Dean looked sheepish for all of two seconds before changing the
subject. “How long?”
“It’s Sunday,” Sam said. “Two days.”
“Well shit.” Dean blinked. “What happened?”
“You tell me. You had infected scratches on your back, your
thigh. What the hell did you run into?”
Dean grinned. “Harpies.”
Sam stared at his brother. Of course. Harpy venom. No wonder
Dean had been out of it for so long. “Well, at least you didn’t
burn your eyebrows off this time.”
Though Sam didn’t doubt Dean had thought the loss worth it, at
the time, just to get to use the flamethrower.

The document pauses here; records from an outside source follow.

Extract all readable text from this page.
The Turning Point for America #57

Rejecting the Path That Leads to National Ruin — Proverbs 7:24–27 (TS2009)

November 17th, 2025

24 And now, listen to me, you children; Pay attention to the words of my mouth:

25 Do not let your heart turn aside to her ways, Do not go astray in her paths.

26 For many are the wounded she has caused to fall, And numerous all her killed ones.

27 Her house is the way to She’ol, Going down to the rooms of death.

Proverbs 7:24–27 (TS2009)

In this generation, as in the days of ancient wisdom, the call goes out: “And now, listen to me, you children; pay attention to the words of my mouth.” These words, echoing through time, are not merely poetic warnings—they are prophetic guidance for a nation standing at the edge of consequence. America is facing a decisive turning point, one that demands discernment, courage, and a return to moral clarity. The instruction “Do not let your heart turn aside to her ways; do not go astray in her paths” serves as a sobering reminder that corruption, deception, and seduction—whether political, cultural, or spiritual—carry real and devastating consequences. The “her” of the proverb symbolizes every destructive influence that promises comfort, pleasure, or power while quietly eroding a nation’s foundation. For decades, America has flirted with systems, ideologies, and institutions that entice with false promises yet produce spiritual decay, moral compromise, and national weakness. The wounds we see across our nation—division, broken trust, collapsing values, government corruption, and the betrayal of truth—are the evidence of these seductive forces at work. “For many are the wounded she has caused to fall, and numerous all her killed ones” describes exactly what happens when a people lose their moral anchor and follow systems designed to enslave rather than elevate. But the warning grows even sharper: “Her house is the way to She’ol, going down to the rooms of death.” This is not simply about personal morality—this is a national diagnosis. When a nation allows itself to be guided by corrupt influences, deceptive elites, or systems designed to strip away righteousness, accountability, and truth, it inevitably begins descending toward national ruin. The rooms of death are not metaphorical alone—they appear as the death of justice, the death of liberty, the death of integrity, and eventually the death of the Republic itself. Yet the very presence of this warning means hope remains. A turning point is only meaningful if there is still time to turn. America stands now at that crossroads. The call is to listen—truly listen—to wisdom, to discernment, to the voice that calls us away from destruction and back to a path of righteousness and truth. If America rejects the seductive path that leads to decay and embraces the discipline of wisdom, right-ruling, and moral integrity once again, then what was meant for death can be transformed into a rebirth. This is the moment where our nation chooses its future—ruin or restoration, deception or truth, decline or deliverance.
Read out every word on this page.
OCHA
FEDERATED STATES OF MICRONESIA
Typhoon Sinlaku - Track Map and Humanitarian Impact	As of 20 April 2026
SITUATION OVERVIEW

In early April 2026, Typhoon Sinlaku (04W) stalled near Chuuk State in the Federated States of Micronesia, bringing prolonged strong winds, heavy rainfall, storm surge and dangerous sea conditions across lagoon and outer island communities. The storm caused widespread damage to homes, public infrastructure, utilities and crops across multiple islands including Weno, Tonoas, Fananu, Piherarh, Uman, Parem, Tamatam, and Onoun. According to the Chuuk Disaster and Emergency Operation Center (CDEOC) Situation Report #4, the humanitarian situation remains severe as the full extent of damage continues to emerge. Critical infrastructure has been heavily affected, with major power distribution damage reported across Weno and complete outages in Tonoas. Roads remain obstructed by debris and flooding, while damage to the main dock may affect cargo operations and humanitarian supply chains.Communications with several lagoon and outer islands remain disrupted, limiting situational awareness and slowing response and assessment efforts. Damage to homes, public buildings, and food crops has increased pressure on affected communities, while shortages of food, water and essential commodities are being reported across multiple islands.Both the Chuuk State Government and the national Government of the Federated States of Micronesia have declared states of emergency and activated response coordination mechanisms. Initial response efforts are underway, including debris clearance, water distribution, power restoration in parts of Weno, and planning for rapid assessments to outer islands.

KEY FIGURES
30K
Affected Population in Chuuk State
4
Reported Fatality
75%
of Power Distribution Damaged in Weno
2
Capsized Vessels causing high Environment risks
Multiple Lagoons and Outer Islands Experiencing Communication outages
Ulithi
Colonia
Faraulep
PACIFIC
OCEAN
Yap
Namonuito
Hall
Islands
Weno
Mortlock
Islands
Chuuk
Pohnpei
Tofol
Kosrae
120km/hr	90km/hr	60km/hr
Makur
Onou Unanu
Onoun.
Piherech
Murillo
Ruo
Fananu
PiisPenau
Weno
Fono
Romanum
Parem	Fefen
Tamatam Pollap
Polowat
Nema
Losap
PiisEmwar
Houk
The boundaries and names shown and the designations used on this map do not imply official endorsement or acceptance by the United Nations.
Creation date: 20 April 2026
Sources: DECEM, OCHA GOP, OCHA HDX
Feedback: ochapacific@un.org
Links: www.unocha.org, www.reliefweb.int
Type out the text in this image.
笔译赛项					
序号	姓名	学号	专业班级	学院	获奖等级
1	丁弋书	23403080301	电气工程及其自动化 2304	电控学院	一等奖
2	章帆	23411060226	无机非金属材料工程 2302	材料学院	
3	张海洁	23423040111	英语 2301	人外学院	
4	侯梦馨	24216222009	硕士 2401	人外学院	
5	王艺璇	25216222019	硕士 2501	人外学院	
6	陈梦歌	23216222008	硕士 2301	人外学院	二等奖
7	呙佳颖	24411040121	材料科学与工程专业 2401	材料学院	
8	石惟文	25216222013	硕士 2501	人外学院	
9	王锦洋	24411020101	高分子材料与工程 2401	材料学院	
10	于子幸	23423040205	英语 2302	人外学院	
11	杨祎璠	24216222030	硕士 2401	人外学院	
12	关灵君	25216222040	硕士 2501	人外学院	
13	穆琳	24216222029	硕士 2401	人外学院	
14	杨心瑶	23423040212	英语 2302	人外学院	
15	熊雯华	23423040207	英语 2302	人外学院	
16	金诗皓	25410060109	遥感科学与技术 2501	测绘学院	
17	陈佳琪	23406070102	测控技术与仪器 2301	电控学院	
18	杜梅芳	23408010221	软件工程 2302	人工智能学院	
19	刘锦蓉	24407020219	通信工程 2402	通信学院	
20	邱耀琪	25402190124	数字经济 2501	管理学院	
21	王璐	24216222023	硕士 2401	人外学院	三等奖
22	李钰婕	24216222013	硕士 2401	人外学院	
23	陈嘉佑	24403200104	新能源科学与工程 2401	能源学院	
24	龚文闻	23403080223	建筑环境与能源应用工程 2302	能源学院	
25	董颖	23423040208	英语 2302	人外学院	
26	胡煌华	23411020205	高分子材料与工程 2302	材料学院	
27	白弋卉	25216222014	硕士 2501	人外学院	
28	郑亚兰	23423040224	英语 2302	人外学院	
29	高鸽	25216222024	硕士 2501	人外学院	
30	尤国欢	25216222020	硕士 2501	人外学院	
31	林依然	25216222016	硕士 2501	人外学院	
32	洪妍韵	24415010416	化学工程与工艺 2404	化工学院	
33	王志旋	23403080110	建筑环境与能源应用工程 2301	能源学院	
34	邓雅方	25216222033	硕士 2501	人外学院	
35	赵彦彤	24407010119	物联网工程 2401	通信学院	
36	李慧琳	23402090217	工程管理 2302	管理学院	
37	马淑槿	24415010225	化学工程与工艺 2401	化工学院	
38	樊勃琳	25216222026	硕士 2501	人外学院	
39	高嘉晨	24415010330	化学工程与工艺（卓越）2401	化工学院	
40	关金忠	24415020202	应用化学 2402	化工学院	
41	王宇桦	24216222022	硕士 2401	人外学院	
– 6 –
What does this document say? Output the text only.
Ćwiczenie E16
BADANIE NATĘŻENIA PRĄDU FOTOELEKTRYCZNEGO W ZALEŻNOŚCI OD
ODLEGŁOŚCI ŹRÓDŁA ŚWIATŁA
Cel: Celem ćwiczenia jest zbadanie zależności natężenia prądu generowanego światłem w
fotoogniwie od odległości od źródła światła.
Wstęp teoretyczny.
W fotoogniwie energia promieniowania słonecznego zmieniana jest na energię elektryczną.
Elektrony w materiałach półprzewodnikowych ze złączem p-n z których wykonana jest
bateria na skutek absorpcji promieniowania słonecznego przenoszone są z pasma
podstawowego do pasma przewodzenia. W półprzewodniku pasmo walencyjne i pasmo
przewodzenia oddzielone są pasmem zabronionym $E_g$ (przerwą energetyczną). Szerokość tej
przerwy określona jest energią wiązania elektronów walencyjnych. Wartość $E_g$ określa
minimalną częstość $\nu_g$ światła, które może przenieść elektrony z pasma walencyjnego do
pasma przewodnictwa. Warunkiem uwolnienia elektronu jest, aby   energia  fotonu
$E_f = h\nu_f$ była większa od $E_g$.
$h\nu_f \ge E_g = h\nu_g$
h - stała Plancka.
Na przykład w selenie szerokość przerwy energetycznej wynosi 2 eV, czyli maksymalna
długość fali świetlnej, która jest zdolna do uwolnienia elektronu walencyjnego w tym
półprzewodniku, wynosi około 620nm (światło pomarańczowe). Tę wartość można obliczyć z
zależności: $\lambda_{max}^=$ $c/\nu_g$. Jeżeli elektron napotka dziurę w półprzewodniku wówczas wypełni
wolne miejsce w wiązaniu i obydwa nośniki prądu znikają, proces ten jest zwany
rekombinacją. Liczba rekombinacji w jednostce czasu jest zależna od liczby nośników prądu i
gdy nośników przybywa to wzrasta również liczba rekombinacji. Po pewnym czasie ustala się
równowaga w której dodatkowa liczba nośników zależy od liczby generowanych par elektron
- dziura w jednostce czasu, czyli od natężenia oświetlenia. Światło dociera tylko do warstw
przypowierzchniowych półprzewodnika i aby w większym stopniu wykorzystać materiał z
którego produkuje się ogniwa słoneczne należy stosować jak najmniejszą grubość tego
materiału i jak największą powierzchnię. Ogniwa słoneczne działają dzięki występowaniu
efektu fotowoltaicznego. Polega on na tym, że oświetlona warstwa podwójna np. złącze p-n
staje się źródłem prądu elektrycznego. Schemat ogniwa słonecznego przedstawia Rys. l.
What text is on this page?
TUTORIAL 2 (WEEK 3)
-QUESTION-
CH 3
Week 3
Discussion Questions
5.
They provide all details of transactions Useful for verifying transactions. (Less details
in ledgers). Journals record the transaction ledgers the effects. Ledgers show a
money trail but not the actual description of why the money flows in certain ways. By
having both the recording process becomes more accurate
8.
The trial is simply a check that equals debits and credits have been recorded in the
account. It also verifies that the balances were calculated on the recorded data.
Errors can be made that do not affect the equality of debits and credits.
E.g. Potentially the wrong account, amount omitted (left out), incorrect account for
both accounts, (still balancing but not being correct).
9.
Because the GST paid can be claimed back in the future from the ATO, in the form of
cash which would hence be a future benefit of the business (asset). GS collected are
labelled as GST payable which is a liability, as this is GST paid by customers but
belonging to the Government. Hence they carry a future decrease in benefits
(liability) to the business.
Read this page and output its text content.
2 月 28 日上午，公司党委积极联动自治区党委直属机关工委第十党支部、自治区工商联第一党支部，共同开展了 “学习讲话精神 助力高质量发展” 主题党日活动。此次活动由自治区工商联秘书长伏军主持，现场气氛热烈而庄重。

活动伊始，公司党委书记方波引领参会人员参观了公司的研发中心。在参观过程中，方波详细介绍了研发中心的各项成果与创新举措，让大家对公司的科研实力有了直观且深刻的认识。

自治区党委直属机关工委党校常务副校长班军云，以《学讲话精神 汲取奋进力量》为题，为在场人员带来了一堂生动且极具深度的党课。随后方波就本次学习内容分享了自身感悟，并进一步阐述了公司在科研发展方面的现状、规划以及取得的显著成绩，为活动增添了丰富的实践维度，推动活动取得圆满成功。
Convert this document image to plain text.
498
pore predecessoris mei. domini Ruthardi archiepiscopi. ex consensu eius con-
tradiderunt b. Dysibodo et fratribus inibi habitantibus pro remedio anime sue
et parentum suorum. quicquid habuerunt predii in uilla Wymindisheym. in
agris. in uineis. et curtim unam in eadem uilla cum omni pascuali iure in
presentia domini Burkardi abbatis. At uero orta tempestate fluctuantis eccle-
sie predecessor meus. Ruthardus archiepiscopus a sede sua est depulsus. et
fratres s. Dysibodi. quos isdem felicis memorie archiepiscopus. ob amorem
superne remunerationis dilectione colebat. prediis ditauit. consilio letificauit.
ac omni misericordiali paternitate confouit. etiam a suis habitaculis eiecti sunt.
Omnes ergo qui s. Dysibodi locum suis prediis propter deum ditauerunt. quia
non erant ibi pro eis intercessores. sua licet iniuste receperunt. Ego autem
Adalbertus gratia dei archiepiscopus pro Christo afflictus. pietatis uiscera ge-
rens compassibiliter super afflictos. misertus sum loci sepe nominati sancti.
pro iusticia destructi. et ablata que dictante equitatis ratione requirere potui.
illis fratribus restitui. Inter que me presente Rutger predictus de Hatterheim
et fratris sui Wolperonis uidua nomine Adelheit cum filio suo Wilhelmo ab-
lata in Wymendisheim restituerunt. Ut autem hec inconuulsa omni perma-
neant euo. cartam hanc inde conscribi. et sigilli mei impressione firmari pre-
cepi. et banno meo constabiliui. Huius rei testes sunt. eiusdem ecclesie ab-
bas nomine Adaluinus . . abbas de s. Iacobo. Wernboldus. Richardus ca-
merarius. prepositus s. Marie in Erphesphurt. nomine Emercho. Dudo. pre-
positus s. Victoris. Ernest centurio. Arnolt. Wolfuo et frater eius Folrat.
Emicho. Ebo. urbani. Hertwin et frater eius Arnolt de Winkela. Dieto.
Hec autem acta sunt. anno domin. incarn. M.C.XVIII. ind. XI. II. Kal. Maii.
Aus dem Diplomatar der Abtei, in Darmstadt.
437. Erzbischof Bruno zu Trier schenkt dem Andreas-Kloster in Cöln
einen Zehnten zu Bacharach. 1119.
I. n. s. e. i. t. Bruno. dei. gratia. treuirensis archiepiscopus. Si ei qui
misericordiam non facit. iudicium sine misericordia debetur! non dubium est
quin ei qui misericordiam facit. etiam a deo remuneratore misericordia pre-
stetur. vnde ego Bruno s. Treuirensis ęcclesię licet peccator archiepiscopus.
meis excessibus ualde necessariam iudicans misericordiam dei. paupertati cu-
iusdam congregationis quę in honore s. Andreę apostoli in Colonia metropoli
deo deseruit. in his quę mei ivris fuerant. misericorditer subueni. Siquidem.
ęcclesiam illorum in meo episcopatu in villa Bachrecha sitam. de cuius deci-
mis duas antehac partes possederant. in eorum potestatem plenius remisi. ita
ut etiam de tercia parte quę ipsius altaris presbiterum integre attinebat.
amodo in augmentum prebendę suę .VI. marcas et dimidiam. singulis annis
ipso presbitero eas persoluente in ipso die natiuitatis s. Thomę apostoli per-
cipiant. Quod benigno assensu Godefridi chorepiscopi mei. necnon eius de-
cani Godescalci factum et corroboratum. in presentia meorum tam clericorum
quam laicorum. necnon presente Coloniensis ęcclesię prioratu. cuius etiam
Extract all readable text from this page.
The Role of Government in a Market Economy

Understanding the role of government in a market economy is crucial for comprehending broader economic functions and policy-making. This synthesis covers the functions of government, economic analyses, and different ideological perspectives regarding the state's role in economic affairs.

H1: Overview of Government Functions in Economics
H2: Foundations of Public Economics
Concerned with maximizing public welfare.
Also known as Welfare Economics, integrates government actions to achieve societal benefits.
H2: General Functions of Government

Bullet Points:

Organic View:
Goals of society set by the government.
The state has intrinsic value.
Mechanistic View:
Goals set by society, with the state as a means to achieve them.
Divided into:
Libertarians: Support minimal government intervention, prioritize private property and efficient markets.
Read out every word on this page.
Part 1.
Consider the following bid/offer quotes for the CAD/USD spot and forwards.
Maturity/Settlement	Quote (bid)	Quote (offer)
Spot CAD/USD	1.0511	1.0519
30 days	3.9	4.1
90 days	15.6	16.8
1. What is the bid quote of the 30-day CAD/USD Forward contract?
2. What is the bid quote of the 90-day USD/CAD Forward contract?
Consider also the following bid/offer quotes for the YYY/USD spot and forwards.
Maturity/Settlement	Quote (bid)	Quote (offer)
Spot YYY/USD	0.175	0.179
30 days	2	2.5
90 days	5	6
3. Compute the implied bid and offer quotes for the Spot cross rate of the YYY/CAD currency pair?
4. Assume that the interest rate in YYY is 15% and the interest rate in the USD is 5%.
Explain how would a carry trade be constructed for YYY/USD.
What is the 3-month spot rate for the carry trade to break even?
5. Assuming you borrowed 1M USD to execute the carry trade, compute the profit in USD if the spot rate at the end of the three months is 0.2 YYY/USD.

“Here.” He pulled a bottle from the drawer in his desk and
tapped two pills into his hand. “Take these now that you’re
awake.”
Dean peered at them, then swallowed them both down with the
water Sam gave him.
Sam waited until he was done drinking before breaking down and
asking, “Dean? Where’s Dad?”
“Topeka.” Dean glanced at him before his gaze wandered to the
Metallica poster Troy had hung above his bed. “Your taste has
improved, Sammy.”
Sam rolled his eyes. “Dean.”
“Where’d you get the penicillin?”
Sam felt his ears turn red. “Stole them from the student clinic
last year.”
“That’s my boy.” Dean beamed at him, then looked startled when
the expression morphed into a yawn.
“Go back to sleep, Dean,” Sam murmured, dropping the subject of
their father for the moment. For once, Dean listened. Or maybe
it was the harpy venom.
++++++++++
Sam woke the next morning to bright sunlight streaming in from
blinds he’d forgotten to close and an empty bed across from him.
Rubbing his hands across his face, he rolled up to sit on the
edge of the bed. A startled smile crossed his face when he saw
the glint of metal left in the nest Dean had made of his
blankets.
He picked up the curved knife Dean had given him for his last
birthday; the one Sam had left behind along with everything else
when he’d left home last year, and a container of Morton’s.
Only Dean would say stay safe and I love you with
a sharp blade and a canister of salt.